Great movies make you feel that you are in a different time and place. When the lights dim in the theater and the screen lights up, there is an opportunity for a story to instantly transport the audience. This notion is never lost on the Academy Award winning duo of director Alejandro Inarritu (Amores Perros, Birdman) and cinematographer Emmanuel Lubezki (Gravity), who masterfully transport you to 1823 America in The Revenant.
Leonardo DiCaprio plays Hugh Glass, an explorer of the New World and expert scout of the new frontier that is early America. He is part of a fur trapping expedition, led by Domhnall Gleeson (Star Wars: The Force Awakens, Ex Machina) who plays the pragmatic and conflicted leader of the company. Glass is also accompanied by his son Hawk, played by Forrest Goodluck, who has a Native American mother and is truly stuck between two worlds. He becomes the catalyst and motivation behind Glass' epic journey once he crosses paths with John Fitzgerald, played with a sinister charm by Tom Hardy. Fitzgerald is a man motivated by money and solely self-preservation. It is his treachery that sets the movie in motion, once Glass is mauled by a bear.
The Revenant begins with the sound of breathing and the last memories Glass has of his family together, which indicates the last moments of tranquility in his existence. It also signals the last time the viewer has to catch their own breath, as the action kicks into gear about three minutes in and never lets up. Every individual shot is crafted like a work of art, bringing to mind visuals in such films as Terrance Malick's The New World. Inarritu then jarringly breaks up these moments of introspective solitude, with unexpected threats constantly lurking around every ridge and tree. The result is a pacing that at times, competes with the intense visceral action of George Miller's Mad Max: Fury Road.
Inarritu and Lubezski captured the film's unique look using only natural light, which gives the movie a sense of authenticity that can't be replicated. In addition, he uses the same long takes and tracking shots that gave Birdman its charm. However, the shots in The Revenant give the viewer the sense that they are really watching violent Arikara raids, agonizing scenes of survival, and bear attacks, all unfold before your eyes.
Simply put, the bear attack scene is one of the most hauntingly realistic depictions of an animal attack every put on film. There is no real warning or music cue to alert the viewer that the attack is imminent, or that the mauling will ever actually end. Inarritu spends an uncomfortable amount of time on DiCaprio, as he is literally torn apart and toyed with by the bear. The true power of nature and the humbling fragility of man is captured in this one scene in a way that perhaps hasn't been done before. In a year that saw the return of Star Wars and one of the best action movies in recent years with Mad Max: Fury Road, it's a stunning achievement that the bear attack is the hands down the most memorable sequence of the year.
One of the film's shortcomings is that the string of horrific calamities that DiCaprio's Glass has to endure, at some point does border on Wile E. Coyote levels of misfortune.

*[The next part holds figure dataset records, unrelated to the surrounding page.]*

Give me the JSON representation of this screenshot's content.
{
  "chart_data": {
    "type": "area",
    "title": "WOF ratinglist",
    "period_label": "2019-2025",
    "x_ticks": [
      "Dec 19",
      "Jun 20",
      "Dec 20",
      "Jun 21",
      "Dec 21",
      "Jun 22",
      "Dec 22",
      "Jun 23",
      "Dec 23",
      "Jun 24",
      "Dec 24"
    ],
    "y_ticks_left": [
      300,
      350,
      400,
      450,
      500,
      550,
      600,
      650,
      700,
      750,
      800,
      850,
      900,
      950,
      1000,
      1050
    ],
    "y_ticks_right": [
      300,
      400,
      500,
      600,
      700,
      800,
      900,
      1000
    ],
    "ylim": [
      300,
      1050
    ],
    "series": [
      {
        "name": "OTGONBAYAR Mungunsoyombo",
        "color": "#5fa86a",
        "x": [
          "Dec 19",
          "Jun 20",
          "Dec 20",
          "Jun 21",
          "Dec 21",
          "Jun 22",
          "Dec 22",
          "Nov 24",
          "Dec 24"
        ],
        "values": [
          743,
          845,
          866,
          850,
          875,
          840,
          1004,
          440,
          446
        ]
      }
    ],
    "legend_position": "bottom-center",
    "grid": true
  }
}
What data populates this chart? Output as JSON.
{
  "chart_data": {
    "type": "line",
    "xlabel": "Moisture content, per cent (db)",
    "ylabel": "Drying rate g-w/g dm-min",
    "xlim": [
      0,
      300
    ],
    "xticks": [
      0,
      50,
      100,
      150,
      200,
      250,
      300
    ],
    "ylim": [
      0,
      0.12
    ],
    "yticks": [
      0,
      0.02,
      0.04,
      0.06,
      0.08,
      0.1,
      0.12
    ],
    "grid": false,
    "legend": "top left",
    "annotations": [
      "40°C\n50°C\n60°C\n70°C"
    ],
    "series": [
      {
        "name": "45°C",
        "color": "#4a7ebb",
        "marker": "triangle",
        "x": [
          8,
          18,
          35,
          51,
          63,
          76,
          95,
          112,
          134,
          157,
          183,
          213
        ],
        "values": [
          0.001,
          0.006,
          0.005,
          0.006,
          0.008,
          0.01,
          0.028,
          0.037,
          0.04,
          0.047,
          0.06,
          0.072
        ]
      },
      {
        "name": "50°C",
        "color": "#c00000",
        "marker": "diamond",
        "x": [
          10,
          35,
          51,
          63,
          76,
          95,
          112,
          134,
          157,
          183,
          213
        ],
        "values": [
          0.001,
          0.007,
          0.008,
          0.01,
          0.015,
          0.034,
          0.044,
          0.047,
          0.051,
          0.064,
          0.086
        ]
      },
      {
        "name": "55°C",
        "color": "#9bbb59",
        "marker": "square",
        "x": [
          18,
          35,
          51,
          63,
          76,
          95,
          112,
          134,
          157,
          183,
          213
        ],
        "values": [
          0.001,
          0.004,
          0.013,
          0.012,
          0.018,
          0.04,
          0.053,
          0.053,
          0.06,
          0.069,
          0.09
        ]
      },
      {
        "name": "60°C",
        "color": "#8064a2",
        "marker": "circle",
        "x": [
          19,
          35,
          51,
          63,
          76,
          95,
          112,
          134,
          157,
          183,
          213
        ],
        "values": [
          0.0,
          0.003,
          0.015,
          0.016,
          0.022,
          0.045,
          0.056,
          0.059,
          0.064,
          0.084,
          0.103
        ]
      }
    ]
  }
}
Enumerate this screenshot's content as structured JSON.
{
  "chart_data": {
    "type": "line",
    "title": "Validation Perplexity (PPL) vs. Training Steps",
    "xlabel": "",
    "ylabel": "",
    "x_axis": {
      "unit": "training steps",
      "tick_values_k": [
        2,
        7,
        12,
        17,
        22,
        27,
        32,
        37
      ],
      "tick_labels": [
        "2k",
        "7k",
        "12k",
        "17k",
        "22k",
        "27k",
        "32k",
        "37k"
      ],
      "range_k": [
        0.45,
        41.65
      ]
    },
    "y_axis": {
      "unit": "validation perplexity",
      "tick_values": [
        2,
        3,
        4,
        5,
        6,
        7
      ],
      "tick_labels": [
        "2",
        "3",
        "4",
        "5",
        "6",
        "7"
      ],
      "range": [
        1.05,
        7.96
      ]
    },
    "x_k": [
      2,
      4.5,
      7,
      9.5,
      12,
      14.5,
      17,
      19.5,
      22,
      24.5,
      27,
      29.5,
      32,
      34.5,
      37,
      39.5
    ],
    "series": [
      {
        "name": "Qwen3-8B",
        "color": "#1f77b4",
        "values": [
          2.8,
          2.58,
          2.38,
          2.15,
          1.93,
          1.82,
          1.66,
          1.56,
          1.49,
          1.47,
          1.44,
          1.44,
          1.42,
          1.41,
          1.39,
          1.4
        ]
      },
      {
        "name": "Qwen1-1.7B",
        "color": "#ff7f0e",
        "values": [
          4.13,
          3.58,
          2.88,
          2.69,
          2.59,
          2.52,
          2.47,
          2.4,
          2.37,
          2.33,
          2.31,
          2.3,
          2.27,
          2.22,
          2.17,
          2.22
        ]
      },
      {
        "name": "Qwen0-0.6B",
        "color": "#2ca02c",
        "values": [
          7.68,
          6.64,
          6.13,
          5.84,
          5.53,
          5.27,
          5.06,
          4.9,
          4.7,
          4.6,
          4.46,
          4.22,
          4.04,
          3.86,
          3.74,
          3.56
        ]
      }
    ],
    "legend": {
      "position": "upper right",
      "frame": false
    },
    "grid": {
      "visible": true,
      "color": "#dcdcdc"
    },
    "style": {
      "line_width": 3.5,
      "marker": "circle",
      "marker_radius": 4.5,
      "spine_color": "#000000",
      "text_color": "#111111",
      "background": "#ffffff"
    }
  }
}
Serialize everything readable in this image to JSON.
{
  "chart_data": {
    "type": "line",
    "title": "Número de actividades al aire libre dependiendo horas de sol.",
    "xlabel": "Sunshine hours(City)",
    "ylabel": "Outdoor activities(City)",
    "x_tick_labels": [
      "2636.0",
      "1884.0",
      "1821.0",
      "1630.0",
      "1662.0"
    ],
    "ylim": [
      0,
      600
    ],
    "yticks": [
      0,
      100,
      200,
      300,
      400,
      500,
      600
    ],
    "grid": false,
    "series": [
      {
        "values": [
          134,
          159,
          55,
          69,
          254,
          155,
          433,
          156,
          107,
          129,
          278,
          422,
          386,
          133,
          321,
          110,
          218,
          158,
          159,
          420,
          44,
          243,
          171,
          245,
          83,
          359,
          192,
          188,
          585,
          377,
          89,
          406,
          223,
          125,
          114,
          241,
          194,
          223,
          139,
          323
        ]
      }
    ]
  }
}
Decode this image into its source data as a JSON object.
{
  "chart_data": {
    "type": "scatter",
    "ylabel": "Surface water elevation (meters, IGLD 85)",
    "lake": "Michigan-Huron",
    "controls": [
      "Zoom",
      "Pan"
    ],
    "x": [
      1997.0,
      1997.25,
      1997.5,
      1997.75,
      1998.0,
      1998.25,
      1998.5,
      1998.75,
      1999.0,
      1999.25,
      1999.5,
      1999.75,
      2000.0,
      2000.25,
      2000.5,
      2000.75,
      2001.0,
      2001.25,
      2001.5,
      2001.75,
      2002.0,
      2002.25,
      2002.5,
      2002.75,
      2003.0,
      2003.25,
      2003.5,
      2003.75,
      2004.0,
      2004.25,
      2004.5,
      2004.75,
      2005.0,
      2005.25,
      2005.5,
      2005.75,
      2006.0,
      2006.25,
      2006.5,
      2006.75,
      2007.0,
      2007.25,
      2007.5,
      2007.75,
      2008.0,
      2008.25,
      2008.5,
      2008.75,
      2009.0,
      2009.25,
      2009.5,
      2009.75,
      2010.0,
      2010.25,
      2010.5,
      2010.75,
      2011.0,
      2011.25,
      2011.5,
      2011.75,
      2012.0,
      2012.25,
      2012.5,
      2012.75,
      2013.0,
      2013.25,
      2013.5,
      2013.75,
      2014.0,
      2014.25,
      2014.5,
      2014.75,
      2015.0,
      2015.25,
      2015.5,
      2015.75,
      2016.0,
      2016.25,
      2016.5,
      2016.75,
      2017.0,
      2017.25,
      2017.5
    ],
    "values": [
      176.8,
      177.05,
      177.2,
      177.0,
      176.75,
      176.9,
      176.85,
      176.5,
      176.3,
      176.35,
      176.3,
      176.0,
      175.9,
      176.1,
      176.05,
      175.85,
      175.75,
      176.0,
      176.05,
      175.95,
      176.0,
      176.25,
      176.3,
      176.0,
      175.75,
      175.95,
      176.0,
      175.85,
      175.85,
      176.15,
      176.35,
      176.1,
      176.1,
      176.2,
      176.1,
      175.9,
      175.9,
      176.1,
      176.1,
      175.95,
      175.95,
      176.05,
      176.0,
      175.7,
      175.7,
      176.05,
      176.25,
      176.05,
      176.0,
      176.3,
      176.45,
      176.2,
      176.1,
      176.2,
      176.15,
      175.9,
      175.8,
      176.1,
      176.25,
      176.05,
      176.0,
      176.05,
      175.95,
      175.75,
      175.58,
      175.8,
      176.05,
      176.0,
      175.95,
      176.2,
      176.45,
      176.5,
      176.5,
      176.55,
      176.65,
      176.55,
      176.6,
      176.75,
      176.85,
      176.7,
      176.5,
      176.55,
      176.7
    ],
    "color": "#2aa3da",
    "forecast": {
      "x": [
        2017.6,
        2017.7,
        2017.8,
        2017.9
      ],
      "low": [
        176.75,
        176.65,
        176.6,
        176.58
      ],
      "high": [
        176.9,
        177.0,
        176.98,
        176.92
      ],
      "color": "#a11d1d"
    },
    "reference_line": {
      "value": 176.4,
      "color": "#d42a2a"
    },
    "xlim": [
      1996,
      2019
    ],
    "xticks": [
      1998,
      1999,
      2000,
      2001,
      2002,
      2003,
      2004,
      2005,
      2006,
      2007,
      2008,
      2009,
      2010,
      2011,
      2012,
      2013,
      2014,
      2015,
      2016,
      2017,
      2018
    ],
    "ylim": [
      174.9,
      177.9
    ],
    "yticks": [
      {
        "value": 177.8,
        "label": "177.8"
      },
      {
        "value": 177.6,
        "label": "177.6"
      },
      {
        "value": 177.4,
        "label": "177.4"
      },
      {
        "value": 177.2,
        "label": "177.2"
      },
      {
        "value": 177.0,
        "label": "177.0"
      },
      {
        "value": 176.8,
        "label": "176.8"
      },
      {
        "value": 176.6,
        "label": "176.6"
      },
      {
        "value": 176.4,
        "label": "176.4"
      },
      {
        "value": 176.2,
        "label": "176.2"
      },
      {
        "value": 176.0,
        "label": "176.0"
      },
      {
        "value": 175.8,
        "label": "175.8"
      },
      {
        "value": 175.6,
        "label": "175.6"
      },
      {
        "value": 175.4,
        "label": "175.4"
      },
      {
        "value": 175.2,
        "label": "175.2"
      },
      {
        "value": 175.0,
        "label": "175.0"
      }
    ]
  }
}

It's one of the rare things that threatens to throw the viewer out of the movie. With a film as tightly-crafted as this, those moments do stand out. However with that being said, Inarritu makes you experience each life-threatening moment, as if you are clawing for survival along with Glass.
DiCaprio shines as Glass and is able to convey lines of emotional dialogue simply through painful stares and body language, that truly makes you truly identify with his struggle. His performance is truly award-worthy and testament to his conviction as a world-class actor.
Inarritu also surrounded DiCaprio with some of the best acting talent around and they do not disappoint. As all of the technical accomplishments in the film would be for nothing, if it wasn't being grounded by solid performances. Hardy is impeccably despicable as the miserable Fitzgerald who gets to be the flashier antagonist to DiCaprio's restrained performance as Glass. Will Poulter (The Maze Runner) also shines as Jim Bridger, who would go on to become one of the most famous explorers in the Old West. However, here he is simply a scared kid, who is in a situation that is way over his head and Poulter gives a surprisingly effective and sympathetic performance. It's easy to pull for the character as he is manipulated into an unthinkable position by Fitzgerald and his sub-plot is intriguing enough to have made a movie all of his own.
The Revenant is made, from top to bottom, by masters of their craft. Maybe not since Apocolypto has there been such an unflinchingly visceral action film, that feels as tangible and authentic. It's also even more impressive when you look how diametrically opposite The Revenant is from Inarritu's previous movies. This is a brutally unforgiving film that takes an unflinching look at one of the Old West's most legendary stories. It's a must see story of survival and a complex exploration of the physical, mental, and spiritual limits of human beings. The Revenant is a powerful, majestic, and haunting must-see experience, that will stay with you long after you leave the theater and a reminder of the true power of film.